А вот Кристапу надо учиться. Вот-вот в школу пойдет, а идти туда, ничего загодя не зная, все одно, что поутру на пастбище без хлеба. Вот и бьется с ним Аннеле, а тот колючки выставляет, ровно ежик, — не тронь меня, и все тут.
— Дурья башка! Ничего в него не вобьешь! — сокрушается Аукениха.
— Вобьешь! — не отступает Аннеле.
Жужжит прялка. Кристап нянчит маленького Марциса. Треплет его, тискает, так что малыш ревмя ревет. Аукениха рывком останавливает прялку — даже нитка рвется, и Кристапу достается хороший тычок. «Не дразни ребенка, дай его сюда».
— Подойди ко мне, Кристап, я тебе что-то покажу.
Кристап скулит, на мать поглядывает.
— Можно?
— А толку-то что? — Мать безнадежно машет рукой.
— Увидите, толк будет, — заверяет Аннеле.
Кристап останавливается возле девочки. Произносит задиристо:
— Ну что? Что ты мне покажешь?
— Погляди сюда хорошенько. Я покажу тебе, что земля круглая и вертится вокруг своей оси.
Аннеле считает, что если это поймет Кристапинь, то уже много знать будет.
— Сказки все это!
— В это и я не верю, — откликается Аукениха.
Но тут вступается мать Аннеле:
— Как же не веришь, если в школе учат?
Хочет она помочь Аннеле.
— Школа-то школой, а как же так: то не вертелась, а то вдруг вертится! — упрямится Аукениха.
— Она всегда вертелась! — с убежденностью молодого ученого произносит Аннеле. Но тут же вспоминает, что в первый раз тоже этому не поверила. И не поняла, пока ей как следует не объяснили. И продолжает с горячностью:
— Я тебе все покажу. В школе учить придется, а ты уж немного будешь знать об этом.
— А кто мне велит знать, если я не захочу? — упрямится Кристапинь.

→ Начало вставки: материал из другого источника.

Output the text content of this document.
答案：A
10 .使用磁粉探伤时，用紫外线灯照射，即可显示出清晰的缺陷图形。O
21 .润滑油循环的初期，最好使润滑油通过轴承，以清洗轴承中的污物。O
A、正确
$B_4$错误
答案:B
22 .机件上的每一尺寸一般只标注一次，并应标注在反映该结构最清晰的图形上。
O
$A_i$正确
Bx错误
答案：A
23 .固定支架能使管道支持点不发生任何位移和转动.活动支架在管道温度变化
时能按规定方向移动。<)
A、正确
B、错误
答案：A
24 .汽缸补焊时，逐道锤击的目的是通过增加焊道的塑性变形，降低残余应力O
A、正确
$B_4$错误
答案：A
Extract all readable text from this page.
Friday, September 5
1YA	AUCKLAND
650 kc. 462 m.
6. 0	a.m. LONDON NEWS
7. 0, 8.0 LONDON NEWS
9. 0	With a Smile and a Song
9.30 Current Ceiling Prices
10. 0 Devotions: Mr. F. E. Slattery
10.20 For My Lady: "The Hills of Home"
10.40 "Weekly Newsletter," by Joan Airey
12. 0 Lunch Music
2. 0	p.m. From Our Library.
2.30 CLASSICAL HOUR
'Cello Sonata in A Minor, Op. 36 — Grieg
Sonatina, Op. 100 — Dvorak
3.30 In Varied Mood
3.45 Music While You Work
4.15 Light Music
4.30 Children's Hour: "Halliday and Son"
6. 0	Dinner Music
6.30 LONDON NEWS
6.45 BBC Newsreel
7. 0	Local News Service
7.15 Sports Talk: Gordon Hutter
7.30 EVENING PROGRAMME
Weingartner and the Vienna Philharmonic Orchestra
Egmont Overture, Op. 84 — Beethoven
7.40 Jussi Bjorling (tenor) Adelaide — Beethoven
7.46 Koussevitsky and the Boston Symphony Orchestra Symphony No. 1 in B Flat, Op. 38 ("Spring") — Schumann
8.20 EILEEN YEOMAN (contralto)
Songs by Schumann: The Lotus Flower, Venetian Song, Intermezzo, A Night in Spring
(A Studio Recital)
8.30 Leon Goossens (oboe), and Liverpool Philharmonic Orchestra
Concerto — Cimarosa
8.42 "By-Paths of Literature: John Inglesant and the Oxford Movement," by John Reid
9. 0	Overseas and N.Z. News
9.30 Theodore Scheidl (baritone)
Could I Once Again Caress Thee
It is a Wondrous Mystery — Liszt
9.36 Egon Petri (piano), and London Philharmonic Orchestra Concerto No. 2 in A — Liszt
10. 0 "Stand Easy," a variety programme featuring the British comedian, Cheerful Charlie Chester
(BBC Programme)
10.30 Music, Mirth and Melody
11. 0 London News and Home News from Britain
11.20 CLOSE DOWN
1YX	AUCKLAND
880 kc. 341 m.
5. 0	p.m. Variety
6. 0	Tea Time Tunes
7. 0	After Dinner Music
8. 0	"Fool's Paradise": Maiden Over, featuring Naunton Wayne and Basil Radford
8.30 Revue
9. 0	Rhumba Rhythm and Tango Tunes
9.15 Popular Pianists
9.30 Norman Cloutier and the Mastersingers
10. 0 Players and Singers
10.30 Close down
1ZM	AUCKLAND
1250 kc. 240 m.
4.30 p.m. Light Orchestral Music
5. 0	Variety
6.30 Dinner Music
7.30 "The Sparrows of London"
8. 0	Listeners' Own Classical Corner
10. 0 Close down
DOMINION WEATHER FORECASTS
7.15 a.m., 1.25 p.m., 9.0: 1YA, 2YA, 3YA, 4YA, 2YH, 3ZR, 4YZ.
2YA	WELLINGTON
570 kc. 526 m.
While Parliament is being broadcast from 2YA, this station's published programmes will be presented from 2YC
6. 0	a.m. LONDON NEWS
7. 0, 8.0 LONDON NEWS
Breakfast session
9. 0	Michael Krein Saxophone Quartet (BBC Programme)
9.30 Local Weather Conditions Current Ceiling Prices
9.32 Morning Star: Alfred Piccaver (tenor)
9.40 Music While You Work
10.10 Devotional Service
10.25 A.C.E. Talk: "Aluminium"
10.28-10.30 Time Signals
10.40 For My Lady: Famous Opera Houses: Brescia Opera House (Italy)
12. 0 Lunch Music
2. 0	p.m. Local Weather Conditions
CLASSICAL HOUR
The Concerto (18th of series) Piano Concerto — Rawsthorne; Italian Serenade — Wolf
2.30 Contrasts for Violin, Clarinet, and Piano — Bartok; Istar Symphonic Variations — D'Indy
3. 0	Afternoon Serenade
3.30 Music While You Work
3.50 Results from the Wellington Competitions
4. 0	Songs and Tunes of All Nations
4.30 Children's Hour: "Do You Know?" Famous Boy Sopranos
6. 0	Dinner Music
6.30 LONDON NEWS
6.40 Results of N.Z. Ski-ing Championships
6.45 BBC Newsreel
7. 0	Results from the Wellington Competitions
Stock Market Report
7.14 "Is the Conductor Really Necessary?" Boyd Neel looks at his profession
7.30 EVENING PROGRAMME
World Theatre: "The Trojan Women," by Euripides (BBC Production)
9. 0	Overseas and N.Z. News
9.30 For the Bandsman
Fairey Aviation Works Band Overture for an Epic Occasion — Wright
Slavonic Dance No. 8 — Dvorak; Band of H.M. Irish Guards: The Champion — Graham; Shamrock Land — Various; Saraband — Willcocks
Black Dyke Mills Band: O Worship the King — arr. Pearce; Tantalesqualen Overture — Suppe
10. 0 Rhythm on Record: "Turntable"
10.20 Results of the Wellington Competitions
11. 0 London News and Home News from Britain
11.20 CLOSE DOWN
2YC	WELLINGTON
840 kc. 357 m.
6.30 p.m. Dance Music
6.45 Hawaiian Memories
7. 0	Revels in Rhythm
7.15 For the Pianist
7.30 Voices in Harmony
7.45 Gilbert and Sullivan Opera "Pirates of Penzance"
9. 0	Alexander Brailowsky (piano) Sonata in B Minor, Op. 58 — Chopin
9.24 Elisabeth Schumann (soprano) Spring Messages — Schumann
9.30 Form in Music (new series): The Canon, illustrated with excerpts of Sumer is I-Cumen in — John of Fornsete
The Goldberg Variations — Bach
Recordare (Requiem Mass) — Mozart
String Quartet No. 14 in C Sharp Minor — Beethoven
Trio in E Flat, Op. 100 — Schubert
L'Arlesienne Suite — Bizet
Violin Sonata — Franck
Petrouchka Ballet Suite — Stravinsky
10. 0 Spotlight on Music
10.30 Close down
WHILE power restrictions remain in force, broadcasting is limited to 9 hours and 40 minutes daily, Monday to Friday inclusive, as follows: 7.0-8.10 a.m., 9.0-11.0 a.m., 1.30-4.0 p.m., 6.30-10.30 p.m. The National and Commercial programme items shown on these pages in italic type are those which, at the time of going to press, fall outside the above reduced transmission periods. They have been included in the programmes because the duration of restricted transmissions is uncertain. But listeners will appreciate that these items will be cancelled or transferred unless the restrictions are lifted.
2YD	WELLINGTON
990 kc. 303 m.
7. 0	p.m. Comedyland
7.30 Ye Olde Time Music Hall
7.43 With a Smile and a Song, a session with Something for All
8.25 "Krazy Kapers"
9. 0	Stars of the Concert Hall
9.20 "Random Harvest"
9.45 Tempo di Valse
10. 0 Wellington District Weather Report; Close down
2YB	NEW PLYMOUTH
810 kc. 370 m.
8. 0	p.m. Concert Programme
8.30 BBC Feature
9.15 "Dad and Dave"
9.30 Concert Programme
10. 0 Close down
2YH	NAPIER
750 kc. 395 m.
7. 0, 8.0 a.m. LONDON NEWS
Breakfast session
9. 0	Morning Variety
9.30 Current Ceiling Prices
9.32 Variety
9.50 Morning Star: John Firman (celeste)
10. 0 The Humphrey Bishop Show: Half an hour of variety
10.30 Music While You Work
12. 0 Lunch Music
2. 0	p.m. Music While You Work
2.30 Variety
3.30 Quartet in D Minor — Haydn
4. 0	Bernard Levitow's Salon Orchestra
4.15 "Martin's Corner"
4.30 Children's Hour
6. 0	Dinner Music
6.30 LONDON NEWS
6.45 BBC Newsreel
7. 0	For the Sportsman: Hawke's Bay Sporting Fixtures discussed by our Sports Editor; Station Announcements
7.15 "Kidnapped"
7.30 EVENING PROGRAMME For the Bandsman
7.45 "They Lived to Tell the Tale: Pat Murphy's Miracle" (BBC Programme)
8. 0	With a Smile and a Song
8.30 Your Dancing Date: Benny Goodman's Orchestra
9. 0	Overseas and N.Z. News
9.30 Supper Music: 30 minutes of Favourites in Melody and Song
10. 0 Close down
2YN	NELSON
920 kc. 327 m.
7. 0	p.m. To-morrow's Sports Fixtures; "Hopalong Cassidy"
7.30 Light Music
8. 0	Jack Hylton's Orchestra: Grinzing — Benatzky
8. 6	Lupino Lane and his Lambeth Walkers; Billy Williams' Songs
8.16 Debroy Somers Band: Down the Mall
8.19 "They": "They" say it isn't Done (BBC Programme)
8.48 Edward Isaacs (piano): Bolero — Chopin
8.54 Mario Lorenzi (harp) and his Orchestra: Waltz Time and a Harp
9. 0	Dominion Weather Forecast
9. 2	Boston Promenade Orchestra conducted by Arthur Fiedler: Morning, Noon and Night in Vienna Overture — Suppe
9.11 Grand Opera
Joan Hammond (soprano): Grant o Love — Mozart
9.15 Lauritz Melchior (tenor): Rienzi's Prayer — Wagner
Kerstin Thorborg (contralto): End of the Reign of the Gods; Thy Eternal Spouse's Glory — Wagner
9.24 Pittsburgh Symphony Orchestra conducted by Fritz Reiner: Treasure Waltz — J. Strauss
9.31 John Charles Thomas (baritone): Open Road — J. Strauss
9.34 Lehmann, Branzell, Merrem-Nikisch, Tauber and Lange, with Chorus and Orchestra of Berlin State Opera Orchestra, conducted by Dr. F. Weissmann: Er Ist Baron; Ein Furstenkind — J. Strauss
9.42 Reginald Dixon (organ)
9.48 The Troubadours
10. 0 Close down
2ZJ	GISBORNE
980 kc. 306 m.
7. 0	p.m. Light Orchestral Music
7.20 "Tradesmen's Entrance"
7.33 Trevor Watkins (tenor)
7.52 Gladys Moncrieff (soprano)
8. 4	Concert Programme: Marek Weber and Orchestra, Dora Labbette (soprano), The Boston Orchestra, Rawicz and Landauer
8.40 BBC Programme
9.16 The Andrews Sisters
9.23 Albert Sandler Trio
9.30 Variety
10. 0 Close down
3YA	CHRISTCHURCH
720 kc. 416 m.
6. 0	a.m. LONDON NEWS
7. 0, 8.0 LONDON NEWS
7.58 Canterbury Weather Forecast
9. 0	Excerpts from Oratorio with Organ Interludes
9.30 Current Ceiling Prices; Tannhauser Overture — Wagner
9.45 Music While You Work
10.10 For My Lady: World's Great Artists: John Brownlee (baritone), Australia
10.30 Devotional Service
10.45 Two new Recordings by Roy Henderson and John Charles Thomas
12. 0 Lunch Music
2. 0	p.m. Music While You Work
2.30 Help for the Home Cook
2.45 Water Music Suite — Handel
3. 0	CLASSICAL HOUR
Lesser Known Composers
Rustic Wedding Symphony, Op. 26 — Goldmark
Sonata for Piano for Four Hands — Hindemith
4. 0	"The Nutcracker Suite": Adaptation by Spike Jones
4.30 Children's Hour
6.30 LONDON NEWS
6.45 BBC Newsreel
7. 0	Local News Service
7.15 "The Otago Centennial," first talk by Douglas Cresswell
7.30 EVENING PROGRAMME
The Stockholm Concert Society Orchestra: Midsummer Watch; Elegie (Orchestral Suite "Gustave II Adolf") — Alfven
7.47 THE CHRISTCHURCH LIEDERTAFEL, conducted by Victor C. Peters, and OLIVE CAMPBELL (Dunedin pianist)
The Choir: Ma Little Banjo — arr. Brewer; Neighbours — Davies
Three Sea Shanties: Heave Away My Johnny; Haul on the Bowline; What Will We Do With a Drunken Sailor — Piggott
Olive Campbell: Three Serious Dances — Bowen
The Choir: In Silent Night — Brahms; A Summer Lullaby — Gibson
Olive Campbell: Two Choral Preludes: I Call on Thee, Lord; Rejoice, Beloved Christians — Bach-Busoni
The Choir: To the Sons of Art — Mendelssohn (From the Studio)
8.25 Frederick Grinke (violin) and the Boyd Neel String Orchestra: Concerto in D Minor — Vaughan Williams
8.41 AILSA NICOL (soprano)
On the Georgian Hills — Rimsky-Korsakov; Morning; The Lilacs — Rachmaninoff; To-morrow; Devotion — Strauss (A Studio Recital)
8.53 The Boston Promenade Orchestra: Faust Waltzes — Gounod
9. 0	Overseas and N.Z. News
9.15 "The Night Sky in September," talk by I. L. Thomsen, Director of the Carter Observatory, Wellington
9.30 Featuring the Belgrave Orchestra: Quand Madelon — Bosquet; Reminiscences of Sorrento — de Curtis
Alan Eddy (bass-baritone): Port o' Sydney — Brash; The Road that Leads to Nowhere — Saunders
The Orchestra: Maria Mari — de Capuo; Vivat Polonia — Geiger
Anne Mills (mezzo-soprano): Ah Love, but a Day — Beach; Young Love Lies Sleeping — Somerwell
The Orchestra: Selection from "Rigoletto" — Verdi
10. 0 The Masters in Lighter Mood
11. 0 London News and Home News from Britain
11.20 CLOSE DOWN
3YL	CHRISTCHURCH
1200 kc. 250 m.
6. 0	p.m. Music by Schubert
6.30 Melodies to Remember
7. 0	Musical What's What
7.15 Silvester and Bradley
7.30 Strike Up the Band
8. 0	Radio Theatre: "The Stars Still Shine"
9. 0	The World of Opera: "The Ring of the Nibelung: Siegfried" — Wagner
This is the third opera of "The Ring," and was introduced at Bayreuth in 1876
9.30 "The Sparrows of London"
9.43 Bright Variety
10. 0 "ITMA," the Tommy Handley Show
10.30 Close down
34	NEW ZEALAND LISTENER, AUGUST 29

— Болтают всякую всячину, а дети запоминай. Пусть кто хочет верит, меня не заставишь, — не унимается Лукениха.
— Может, про землю все господа выдумали? — ввернул и Микелис.
— А эта дура девчонка и уши развесила, — задиристо произносит Кристапинь.
— Ой, Микелис, что вы такое говорите! Поддакиваете, а ему ведь в школу идти!